In Sachen Bedienung und Instrumente spielt BMW seit den 1970er Jahren in der ersten Liga. Gut ablesbare Rundinstrumente und die zum Fahrer hin geneigte Mittelkonsole waren seit Modellen wie dem 3er (E21) oder dem 5er (E12) stilprägendes Vorbild für viele internationale Autohersteller. Als Anfang der 2000er Jahre mit dem polarisierenden BMW 7er der Baureihe E65 das Bediensystem iDrive mit einem Dreh- / Drücksteller auf der Mittelkonsole seine Premiere feierte, war die Kritik erst groß. Doch viele Wettbewerber aus Europa folgten, während sich in Asien die Touchscreens durchsetzten. Ähnlich erfolgreich verlief es beim Head-Up-Display. Hier war BMW war zwar nicht der erste Hersteller, der die Anzeigeprojektion in die Windschutzscheibe anbot. Aber die Bayern machten die Technik massentauglich.
Jetzt wagt BMW mit seinem sogenannten „Panoramic iDrive“ den Sprung in ein neues Bedien- und Anzeigezeitalter. Eingeführt werden soll das komplexe System, das von der Samsung-Tochter Harman entwickelt und jetzt auf der Tech-Messe CES in Las Vegas vorgestellt wurde, in diesem Jahr mit dem Elektroautos iX3 und i3 der sogenannten „Neuen Klasse“. Später sollen es im Zuge der Modellpflege auch die Fünfer- und Siebener-Baureihe erhalten.
Ein Blick auf die Instrumente des neuen BMW iX3 – und alles ist anders. Erstmals seit dem Luxusroadster BMW Z8 blickt der Fahrer hinter dem BMW-Lenkrad nicht mehr auf perfekt angeordnete und mittlerweile digitalisierte Instrumente. Statt dessen gibt es, wie von Tesla eingeführt und inzwischen branchenüblich – ein großes Zentraldisplay. Dessen wichtigste Inhalte – und hier kommt die News – lassen sich auf ein schmales Info-Band projizieren, das sich unterhalb der Windschutzscheibe über die gesamte Breite des Cockpits zieht. Was auf diesen „Contentinseln“ angezeigt wird, kann der Fahrer selbst entscheiden.

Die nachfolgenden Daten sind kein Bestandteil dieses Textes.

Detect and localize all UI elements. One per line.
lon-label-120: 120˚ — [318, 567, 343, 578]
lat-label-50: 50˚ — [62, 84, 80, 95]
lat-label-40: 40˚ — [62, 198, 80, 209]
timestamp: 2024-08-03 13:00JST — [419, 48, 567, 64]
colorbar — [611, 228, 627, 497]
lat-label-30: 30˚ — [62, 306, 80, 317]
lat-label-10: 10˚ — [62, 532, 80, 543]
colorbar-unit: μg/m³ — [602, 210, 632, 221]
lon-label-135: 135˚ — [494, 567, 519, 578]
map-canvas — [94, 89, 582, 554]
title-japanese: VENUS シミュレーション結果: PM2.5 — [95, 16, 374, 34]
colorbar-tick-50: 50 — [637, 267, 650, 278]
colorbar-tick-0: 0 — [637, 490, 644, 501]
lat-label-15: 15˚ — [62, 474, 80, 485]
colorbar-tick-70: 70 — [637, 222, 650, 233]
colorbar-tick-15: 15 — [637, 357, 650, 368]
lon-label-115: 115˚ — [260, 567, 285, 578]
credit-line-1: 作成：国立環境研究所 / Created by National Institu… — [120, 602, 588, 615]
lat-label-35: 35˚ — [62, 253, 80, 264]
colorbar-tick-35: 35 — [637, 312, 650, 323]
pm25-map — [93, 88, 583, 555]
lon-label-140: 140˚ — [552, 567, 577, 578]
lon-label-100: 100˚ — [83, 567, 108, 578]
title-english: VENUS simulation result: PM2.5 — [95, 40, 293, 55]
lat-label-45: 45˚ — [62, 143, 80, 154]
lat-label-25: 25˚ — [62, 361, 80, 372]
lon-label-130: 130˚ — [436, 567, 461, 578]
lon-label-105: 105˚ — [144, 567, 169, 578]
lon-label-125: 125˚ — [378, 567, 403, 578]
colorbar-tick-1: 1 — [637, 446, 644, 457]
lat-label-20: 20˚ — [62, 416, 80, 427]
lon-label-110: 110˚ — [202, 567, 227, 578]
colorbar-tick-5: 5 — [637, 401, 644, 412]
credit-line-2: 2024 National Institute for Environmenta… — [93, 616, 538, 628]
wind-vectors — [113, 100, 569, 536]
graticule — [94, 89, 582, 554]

Panoramic iDrive künftig in allen BMW-Modellen
Fahrgeschwindigkeit, Fahrerassistenz, Navigation, Entertainment oder Klimatisierung – der Auswahl sind kaum Grenzen gesetzt. Dabei ersetzt die neue Anzeigeeinheit mit der Bezeichnung „Panoramic iDrive“ noch nicht einmal das Head-Up-Display, das bei den Modellen der neuen bayrischen Mittelklasse größer denn aus fällt. Überraschender ist eher, dass sich das schmale Informationsband zwar von der linken bis zu rechte A-Säule zieht, es abgesehen vom Zentralmonitor keine separate Bedien- und Darstellungsfläche für den Beifahrer gibt.
Gesteuert wird der Panoramic iDrive entweder per Sprachbefehl – wie bei Nio ist künftig auch bei BMW ein ebenfalls von Harman entwickelter Avatar an Bord – oder über strukturierte Sensorflächen auf dem völlig neu gestalteten Lenkrad. „Beginnend mit dem ersten Serienmodell der Neuen Klasse Ende des Jahres wird das neue BMW Panoramic iDrive ein integraler Bestandteil aller neuen BMW-Fahrzeuge sein“, kündigte BMW-Entwicklungsvorstand Frank Weber auf der weltgrößten Tech-Messe an.
Neues Betriebssystem erlaubt schnelle Updates
Doch das digitale Infoband unter der Windschutzscheibe ist nur der sichtbare Teil der Neuerung. Hinter dem Bedien- und Anzeigekonzept der Münchner liegt ein neues Betriebssystem, das unter der Bezeichnung „Operating System X“ auf einem Open Source-Softwarestack von Android arbeitet. Dieses macht es deutlich einfacher, Anwendungen von Drittanbietern wie Streamingdiensten und Spieleanbietern ins Auto zu integrieren. Das Betriebssystem lässt sich zudem unabhängig von Fahrzeug und Plattform aktuell halten. Daran hakt es bei vielen anderen etablierten Autoherstellern noch. Sie denken noch wie früher in Modellzyklen von drei und acht Jahren. Im Zeitalter des Software-definierten Fahrzeugs sind das halbe Ewigkeiten: Updates, die Funktionalitäten verbessern oder erweitern, erwarten die Kunden hier alle paar Wochen.